Sen. al-Qennedy: Well put, Mr. Nominee. I notice my time's up for this round.
Sen. Specter (D-PA): If the senator would like to continue, I'll be happy to accommodate him for one or two dozen more questions.
Sen. al-Qennedy: Thank you, Mr. Chairman. But I'll let some of my other colleagues get their questions in during this round.
Sen. Specter (D-PA): In that case, we go next to Senator Biden.
Sen. Kinnock (D-MLA): Thanks. As I once said to my good friend from Massoqueeretts Massachusetts: Ask not what your committee can do for you, ask what you can do for your committee. I think feel this ties into what I want to ask the nominee about his views on planned parenting. Mr. Nominee, do you believe that a country — any country — has power to ask — or even demand — that a womyn keep what is essentially her own personal property whenever she chooses to get rid of that property?
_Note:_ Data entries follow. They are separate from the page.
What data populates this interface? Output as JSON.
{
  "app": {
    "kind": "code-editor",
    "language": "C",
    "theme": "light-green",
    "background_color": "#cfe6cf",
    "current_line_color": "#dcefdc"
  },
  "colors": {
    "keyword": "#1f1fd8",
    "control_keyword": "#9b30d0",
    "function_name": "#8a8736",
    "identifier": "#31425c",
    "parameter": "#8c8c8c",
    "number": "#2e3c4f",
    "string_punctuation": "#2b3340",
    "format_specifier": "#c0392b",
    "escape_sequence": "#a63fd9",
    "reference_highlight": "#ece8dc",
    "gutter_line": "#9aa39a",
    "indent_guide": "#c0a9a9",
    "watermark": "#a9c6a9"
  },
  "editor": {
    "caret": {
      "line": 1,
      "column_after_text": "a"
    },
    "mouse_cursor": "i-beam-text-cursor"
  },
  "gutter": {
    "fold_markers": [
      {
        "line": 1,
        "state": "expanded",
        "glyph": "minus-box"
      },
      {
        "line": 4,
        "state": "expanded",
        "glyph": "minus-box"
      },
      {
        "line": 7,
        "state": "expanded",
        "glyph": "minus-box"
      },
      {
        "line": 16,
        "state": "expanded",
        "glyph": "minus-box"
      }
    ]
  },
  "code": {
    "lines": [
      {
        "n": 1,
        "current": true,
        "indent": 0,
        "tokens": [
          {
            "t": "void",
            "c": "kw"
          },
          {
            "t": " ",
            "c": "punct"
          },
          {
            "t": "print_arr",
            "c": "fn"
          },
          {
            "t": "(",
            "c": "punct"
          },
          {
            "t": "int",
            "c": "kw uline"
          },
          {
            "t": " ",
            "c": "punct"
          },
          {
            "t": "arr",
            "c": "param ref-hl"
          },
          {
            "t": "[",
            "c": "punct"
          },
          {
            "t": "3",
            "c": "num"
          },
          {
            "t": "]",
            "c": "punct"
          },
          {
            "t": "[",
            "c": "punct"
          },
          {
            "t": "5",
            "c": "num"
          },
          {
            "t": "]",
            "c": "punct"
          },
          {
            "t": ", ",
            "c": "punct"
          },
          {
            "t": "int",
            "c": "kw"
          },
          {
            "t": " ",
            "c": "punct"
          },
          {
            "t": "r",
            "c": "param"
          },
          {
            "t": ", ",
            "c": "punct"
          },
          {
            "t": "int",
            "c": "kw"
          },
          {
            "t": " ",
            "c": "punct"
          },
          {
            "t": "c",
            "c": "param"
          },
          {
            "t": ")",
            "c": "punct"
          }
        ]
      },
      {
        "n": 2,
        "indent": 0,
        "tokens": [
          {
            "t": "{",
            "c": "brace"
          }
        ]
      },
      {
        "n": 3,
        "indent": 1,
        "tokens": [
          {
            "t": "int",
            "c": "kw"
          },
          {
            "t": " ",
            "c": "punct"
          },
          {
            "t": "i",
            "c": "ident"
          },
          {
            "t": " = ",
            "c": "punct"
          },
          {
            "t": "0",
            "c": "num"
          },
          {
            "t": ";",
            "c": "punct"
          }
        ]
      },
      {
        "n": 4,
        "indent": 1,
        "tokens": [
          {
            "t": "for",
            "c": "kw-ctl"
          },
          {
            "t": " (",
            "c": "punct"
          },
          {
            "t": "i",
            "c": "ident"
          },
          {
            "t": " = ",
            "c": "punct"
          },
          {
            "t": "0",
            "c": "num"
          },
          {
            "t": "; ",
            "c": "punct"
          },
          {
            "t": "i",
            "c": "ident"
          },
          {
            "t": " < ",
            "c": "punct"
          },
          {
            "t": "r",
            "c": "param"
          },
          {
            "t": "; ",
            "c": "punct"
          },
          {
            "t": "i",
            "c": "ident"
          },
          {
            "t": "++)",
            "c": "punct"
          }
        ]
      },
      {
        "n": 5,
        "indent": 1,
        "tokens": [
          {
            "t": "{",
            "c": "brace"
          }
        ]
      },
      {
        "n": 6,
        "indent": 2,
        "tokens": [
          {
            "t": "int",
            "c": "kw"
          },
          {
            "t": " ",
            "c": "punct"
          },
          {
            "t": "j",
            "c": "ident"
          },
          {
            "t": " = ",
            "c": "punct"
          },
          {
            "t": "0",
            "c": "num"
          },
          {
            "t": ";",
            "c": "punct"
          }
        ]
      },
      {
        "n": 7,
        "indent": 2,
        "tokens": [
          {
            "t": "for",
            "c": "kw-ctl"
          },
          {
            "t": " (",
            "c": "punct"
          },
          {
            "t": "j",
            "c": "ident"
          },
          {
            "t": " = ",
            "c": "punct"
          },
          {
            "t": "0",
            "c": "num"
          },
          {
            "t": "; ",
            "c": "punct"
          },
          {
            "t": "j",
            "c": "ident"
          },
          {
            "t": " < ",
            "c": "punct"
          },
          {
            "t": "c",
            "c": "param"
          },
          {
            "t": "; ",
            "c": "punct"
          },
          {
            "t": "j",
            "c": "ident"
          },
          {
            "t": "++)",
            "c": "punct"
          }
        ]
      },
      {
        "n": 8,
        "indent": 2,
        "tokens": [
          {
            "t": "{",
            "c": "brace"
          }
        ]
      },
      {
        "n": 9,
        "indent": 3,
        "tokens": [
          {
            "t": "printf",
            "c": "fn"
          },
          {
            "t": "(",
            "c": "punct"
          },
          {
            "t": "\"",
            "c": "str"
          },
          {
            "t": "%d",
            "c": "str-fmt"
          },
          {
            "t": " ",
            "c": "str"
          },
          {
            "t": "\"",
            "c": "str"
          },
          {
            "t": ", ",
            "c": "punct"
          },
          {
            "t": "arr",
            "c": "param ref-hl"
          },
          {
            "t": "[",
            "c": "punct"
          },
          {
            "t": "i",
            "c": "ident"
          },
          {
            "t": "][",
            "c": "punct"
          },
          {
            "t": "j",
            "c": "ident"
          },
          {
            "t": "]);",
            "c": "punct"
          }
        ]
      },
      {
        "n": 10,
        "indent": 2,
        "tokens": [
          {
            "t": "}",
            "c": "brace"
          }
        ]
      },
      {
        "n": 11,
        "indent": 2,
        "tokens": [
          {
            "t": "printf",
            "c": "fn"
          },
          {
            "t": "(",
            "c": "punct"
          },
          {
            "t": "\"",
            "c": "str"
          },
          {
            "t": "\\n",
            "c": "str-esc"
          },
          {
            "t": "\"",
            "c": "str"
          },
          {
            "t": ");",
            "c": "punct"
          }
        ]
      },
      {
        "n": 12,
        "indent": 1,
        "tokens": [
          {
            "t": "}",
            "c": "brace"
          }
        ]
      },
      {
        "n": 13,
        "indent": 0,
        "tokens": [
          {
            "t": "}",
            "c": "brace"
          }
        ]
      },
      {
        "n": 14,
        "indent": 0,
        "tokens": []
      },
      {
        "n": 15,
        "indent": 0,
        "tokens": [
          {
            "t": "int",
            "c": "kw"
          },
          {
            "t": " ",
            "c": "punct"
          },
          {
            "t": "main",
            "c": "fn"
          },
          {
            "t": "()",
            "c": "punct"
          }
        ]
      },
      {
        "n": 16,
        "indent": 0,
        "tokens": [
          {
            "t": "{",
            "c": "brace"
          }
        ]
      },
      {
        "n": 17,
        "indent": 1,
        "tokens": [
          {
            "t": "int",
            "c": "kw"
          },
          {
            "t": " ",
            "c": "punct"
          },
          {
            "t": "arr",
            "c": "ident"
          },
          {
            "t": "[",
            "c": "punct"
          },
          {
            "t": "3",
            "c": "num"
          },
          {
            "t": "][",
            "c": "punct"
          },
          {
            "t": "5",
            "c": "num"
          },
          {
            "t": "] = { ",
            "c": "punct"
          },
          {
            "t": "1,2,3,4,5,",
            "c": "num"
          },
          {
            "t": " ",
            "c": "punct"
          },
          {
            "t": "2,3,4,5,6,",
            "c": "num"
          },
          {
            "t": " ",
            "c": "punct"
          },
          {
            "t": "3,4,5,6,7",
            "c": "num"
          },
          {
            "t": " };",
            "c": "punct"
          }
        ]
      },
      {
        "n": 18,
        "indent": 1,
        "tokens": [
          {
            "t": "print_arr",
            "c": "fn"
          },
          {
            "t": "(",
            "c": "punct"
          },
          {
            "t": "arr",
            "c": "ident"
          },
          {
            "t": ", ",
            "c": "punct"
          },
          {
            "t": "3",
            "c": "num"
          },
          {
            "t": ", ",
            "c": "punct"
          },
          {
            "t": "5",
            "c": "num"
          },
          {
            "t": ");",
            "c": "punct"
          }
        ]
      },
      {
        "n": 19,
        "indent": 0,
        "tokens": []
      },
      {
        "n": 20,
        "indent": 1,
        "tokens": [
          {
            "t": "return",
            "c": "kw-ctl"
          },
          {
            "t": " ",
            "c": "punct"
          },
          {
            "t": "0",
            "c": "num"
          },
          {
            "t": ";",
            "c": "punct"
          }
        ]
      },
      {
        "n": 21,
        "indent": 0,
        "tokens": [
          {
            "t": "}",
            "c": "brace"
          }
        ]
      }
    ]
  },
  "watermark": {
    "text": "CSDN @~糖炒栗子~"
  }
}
NARAL-Approved Nominee: No, Joey. I do not.
Sen. Kinnock: Even if that property is a body part, like her arm or leg or head or fetus?
NARAL-Approved Nominee: If she wants to toss it or keep it, that's up to her. I'd say let her do it. Period.
Sen. Kinnock: Excellent answer. I don't feel I have any more questions for the nominee this round, Mr. Chairman. I do ask unanimous consent to submit a few for the record on the complementary writing paper I received from NARAL, which includes its darling new letterhead graphically showing Lady Liberty receiving a planned parenting procedure.
Sen. Specter (D-PA): Without objection, the senator's request is granted. I believe a short recess is in order so that the nominee can confer with Nancy Keenan, who is sitting right behind him. The committee stands in recess until eleven o'clock.